I love the quote "if everything is important, then nothing is." This can be a helpful motto when you think of possibly pairing down mementos and memories that are boxed away. If you keep it all how can you honour what is truly part of you. If you keep every stuffed animal, how does that make that one special one significant? If you keep every piece of art your children have ever brought home, how does the one that made your truly made your heart swell with pride stand out?
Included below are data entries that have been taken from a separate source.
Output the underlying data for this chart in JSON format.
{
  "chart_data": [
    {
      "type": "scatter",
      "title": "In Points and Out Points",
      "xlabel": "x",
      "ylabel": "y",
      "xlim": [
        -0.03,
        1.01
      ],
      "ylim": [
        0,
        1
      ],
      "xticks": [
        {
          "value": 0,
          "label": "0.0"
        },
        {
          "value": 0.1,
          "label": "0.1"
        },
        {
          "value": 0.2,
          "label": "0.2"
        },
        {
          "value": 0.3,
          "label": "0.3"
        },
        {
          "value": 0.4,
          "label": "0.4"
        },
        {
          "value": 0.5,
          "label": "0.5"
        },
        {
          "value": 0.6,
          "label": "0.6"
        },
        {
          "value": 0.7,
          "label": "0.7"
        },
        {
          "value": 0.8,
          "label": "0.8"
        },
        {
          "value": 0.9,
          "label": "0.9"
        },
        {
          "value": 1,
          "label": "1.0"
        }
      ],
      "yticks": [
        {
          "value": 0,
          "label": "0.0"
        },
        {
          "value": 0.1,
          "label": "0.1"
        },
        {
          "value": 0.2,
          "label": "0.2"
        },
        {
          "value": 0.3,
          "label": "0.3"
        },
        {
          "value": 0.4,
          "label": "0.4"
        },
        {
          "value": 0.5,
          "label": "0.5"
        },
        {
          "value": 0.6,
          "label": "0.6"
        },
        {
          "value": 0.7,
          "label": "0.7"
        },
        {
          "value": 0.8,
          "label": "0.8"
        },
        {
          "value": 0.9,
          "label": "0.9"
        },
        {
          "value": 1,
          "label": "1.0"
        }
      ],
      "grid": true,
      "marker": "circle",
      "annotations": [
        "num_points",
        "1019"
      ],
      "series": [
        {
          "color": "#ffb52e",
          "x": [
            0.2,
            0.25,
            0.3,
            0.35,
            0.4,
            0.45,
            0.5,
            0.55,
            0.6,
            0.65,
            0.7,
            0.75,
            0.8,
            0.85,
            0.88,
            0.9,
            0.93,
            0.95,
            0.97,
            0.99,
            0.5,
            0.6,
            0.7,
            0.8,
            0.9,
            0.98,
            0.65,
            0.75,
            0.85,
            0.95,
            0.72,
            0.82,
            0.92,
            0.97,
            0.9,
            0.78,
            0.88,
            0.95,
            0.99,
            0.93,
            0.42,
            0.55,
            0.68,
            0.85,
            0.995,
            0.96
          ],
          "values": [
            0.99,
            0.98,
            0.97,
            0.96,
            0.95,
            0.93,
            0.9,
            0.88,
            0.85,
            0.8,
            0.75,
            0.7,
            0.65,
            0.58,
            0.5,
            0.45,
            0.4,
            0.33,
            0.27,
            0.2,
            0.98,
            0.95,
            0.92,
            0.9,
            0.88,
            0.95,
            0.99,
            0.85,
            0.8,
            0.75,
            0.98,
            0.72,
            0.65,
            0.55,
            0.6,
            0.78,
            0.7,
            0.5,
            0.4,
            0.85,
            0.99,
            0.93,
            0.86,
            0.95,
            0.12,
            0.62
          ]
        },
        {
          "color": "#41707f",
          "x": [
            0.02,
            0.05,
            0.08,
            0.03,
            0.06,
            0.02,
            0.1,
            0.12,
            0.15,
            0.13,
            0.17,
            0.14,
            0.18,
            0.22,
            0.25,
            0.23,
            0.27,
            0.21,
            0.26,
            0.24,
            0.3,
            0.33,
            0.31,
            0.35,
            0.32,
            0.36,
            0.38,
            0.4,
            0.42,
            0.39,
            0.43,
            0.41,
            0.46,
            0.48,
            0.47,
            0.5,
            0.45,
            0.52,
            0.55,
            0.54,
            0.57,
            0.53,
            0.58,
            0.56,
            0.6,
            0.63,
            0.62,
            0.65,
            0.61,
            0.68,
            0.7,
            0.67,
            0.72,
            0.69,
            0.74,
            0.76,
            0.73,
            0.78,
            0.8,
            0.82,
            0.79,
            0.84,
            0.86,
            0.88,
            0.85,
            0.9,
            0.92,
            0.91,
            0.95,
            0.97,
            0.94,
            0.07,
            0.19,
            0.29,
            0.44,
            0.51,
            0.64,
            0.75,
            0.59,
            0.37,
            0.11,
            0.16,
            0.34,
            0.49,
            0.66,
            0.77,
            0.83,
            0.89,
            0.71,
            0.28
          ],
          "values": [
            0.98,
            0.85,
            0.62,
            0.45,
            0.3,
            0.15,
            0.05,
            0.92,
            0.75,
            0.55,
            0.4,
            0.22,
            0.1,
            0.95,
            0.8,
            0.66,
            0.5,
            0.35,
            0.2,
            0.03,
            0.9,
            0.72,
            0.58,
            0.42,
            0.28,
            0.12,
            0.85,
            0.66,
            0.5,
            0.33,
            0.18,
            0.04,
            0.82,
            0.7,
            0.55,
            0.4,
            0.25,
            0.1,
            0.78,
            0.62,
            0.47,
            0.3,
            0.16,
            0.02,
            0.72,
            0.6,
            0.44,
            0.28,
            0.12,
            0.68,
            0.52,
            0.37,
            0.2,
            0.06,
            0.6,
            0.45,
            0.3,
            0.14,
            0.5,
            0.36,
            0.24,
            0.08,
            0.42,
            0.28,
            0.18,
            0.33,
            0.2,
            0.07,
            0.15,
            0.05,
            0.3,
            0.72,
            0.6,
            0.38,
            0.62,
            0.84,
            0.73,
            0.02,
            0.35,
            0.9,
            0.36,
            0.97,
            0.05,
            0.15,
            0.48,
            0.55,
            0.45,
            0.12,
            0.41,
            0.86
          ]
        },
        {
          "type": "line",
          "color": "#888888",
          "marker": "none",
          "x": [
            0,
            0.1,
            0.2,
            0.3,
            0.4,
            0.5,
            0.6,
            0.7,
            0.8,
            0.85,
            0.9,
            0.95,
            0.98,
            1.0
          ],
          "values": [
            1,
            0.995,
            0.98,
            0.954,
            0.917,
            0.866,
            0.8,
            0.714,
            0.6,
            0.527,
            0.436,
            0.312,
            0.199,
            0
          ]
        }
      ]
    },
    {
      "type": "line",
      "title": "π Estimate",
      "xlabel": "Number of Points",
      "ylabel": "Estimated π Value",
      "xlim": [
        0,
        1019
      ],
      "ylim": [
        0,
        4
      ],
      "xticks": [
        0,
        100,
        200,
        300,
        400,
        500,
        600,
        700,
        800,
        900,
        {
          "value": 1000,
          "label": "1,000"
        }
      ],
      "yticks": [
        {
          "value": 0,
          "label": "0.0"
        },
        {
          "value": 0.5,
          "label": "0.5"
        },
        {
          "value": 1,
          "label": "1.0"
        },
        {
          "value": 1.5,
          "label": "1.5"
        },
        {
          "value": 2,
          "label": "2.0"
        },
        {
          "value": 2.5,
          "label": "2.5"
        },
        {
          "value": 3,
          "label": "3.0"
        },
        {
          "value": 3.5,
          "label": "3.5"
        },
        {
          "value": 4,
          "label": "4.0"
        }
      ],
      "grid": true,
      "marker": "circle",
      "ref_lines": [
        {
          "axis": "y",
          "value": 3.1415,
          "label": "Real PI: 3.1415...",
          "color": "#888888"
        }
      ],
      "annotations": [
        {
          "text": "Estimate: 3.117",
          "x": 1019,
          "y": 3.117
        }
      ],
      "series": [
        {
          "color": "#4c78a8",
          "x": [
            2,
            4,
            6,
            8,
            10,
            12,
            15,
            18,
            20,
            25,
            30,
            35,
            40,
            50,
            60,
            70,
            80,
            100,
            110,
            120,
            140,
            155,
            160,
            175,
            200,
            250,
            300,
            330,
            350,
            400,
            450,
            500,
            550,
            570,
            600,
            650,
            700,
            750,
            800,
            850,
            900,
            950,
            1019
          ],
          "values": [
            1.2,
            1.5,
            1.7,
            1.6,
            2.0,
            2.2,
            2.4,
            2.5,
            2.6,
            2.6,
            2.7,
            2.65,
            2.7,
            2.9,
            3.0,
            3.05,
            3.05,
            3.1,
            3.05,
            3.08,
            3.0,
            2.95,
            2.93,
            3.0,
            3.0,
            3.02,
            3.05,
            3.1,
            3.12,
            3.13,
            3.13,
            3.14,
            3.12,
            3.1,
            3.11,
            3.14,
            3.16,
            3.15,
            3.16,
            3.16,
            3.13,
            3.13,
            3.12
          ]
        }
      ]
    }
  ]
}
This is a moment where pulling it all into one space and taking each one into careful consideration comes into play. Don't skip this step, or perform it mentally. Over thinking it before going in can taint your feelings and not leave you open to how you will truly feel when seeing it all in one place. It can be tricky to gather it all if you haven't gone through your tidying journey in the order that Marie Kondo outlines in her book the life changing magic tidying up. When you tidy using the KonMari Method™ you leave the sentimental items until the very end. If you come across something sentimental when you are working though your closet, you put it on the side. If you come across something when working through your papers, it goes on the side. If you find something in your kitchen, it goes on the side. You get the idea. Gather it all together to deal with at the end, and be sure to then separate into sub categories to make it even easier. The benefit of this is that you will be stronger in your vision of your space and your decision making skills with have been honed while going through all your other belongings up until this point.

As much as I am a big advocate, and certified in the KonMari Method™, I also have a great appreciation of the recent trend of Swedish Death Cleaning. Sounds morbid, I know, but highly practical. The idea behind Swedish Death Cleaning is to remove unnecessary things and get your home in order as you get older. You want to minimize the amount of stuff that you end up leaving behind for others to deal with. If you have lost a loved one and had to go through all their belongings you know how truly difficult it can be. I have seen how that pain can be amplified when the amount left behind is mostly clutter and items that no one needs. It becomes a mental and even financial burden for your loved ones to sort out. If you pair down your sentimental items to ones that truly resonate with you and speak to your past, present and future, your family and future generations will be more likely to feel the same way and treasure them.

Getting rid of grandma's treasured doll collection or grandpa's train sets can spark anything but joy when you are faced with dealing with it. I try to think of how that loved one would want us to feel. Would they want you to be burdened with boxes and boxes of their possessions? Tucked in a musty storage space and not seeing the light of day? Moving them from one home to another and still never enjoying them to anywhere near the extent that they once were. Would it not be better to have them loved and enjoyed by some one? I think so, but then again it's not up to me, I'm just here to help. Think about it, but know that now is not the time to worry about that category in your space.

You can go the Japanese route and follow the KonMari Method™. You can go the Swedish route and give Death Cleaning a try. Or you can go the ancient Egyptian route and build a pyramid sized space to be take it all with you, just kidding. Although I do know a few people who would love this option if it were possible! My best advice is to start at the beginning, work your way up to it and by the time it comes to dealing with them you will be surprised. Items that were once hidden in boxes will be dusted off and lovingly displayed. Others will be re-homed and loved anew. Love letters from the past will bring new tears and yearbook photos will bring tears of laughter, but it's all good. And bottom line, it's entirely up to you, I'm just here to help.